To train CPMIN, we follow the basic finetuning setup since the intervention is on the inputs. To train, you should first go to CEBaB-inclusive/eval_pipeline/
; and you can run the following command to train.
python main.py \
--model_architecture bert-base-uncased \
--train_setting inclusive \
--model_output_dir model_output \
--output_dir output \
--flush_cache true \
--task_name opentable_5_way \
--batch_size 128 \
--k_array 19684
To train with different variants of approximate counterfactuals, you need to change the flag --train_setting approximate
for metadata-sampled counterfactuals. Note that in this setting, you can ignore the field --k_array
. You should change --model_architecture
for different model architectures.
To train CPMHI, we adapt interchange intervention training (IIT).
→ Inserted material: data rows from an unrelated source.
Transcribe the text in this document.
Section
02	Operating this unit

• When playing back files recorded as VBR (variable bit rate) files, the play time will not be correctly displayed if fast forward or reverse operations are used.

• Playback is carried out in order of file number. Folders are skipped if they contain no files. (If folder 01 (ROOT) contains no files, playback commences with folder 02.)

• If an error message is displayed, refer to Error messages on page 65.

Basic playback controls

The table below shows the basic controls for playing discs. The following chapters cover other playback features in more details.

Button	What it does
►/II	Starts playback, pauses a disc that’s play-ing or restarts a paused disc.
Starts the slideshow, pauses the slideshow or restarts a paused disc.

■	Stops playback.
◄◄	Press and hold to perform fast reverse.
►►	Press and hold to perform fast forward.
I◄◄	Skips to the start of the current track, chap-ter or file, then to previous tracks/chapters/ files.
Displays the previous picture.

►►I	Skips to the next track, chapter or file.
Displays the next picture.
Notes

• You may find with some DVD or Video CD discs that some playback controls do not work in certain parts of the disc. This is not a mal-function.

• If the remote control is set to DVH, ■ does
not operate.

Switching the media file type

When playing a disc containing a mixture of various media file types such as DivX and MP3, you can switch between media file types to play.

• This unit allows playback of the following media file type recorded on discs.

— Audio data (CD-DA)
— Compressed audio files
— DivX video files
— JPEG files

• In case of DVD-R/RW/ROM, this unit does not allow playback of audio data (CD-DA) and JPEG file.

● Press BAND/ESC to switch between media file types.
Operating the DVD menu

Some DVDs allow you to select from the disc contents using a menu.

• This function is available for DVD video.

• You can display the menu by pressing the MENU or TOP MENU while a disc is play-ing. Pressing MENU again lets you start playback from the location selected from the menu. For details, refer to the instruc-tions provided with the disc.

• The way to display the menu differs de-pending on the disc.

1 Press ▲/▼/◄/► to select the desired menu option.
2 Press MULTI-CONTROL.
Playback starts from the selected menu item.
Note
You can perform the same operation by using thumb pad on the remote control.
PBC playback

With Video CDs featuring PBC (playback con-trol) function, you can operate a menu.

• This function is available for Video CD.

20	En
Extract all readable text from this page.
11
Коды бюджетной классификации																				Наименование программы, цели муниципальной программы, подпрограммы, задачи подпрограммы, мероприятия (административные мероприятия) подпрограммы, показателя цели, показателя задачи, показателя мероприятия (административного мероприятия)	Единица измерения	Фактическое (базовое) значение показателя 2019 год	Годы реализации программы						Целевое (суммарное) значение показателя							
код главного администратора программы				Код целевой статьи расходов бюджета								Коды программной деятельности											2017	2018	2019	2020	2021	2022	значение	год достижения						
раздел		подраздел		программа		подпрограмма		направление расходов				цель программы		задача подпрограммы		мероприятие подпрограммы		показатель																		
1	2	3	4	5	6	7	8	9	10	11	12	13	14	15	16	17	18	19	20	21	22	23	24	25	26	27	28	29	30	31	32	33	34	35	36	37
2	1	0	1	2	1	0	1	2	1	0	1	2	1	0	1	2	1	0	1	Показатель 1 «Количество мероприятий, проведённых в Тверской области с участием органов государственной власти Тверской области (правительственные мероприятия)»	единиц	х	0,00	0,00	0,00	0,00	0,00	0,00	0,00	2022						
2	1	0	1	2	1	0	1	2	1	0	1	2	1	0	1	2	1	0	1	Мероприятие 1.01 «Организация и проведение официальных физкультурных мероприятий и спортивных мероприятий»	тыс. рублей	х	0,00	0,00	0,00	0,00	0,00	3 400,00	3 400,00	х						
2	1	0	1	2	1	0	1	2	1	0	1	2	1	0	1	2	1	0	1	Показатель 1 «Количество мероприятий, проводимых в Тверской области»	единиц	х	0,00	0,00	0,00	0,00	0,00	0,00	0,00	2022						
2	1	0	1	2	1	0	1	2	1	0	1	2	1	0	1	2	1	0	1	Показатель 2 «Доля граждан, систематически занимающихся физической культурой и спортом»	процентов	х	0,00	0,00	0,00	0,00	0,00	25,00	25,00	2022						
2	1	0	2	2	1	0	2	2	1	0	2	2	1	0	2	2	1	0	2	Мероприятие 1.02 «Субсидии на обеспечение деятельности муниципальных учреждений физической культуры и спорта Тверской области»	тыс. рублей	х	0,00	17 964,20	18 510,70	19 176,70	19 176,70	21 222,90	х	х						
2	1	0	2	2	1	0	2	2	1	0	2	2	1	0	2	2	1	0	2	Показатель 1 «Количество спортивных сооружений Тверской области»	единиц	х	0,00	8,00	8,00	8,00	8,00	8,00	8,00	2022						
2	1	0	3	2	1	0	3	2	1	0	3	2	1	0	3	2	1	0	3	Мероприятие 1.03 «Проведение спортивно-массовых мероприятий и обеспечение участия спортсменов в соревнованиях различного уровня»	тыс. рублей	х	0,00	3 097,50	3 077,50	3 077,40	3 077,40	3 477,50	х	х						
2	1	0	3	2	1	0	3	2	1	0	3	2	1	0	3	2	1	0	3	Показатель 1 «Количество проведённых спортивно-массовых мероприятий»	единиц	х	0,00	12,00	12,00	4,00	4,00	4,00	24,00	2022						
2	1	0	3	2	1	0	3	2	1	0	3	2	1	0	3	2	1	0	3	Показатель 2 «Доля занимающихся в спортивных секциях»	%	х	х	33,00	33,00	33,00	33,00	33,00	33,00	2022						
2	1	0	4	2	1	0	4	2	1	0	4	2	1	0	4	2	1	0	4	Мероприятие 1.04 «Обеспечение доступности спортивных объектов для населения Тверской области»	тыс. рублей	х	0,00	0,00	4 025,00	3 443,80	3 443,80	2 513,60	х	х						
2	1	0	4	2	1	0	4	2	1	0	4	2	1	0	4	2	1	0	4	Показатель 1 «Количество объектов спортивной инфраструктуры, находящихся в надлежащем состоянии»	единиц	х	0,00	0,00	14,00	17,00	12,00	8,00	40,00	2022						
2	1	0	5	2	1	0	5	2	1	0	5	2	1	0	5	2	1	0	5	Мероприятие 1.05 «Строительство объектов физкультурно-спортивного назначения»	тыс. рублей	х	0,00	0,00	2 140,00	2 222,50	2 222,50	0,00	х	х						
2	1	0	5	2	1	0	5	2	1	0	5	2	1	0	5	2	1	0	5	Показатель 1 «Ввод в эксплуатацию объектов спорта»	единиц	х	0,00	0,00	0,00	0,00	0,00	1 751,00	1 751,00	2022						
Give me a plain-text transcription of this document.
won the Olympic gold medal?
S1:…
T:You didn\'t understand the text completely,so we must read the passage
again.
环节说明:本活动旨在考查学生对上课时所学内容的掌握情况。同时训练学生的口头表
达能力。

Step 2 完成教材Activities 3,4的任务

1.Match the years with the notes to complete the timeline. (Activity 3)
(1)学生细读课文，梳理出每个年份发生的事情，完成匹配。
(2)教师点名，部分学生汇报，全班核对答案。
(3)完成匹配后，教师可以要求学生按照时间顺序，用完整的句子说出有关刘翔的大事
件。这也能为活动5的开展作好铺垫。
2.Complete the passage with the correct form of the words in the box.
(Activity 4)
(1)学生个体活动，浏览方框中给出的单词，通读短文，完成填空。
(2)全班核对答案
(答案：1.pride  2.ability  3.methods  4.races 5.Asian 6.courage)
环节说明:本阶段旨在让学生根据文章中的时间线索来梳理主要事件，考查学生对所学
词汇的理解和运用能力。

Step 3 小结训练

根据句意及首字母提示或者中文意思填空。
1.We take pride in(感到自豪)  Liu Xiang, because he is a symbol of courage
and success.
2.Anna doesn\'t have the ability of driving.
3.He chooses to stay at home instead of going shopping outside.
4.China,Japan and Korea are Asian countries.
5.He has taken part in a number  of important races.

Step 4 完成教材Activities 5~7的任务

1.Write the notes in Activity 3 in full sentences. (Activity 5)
To train, you can use the following command, and you can refer to our paper for configurations.
python Proxy_training.py \
--model_name_or_path ./saved_models/bert-base-uncased.opentable.CEBaB.sa.5-class.exclusive.seed_42/ \
--task_name CEBaB \
--dataset_name CEBaB/CEBaB \
--do_train \
--per_device_train_batch_size 256 \
--per_device_eval_batch_size 256 \
--learning_rate 8e-05 \
--output_dir ./proxy_training_results/your_first_try/ \
--cache_dir ./train_cache/ \
--seed 42 \
--report_to none \
--logging_steps 1 \
--alpha 1.0 \
--beta 1.0 \
--gemma 3.0 \
--overwrite_output_dir \
--intervention_h_dim 192 \
--counterfactual_type true \
--k 19684 \
--interchange_hidden_layer 10 \
--save_steps 10 \
--early_stopping_patience 20
To train with different variants of approximate counterfactuals, you need to change the flag --counterfactual_type approximate
for metadata-sampled counterfactuals. Note that in this setting, you can ignore the field --k
. You should change --model_name_or_path
for different model architectures. These models can be downloaded from CEBaB website.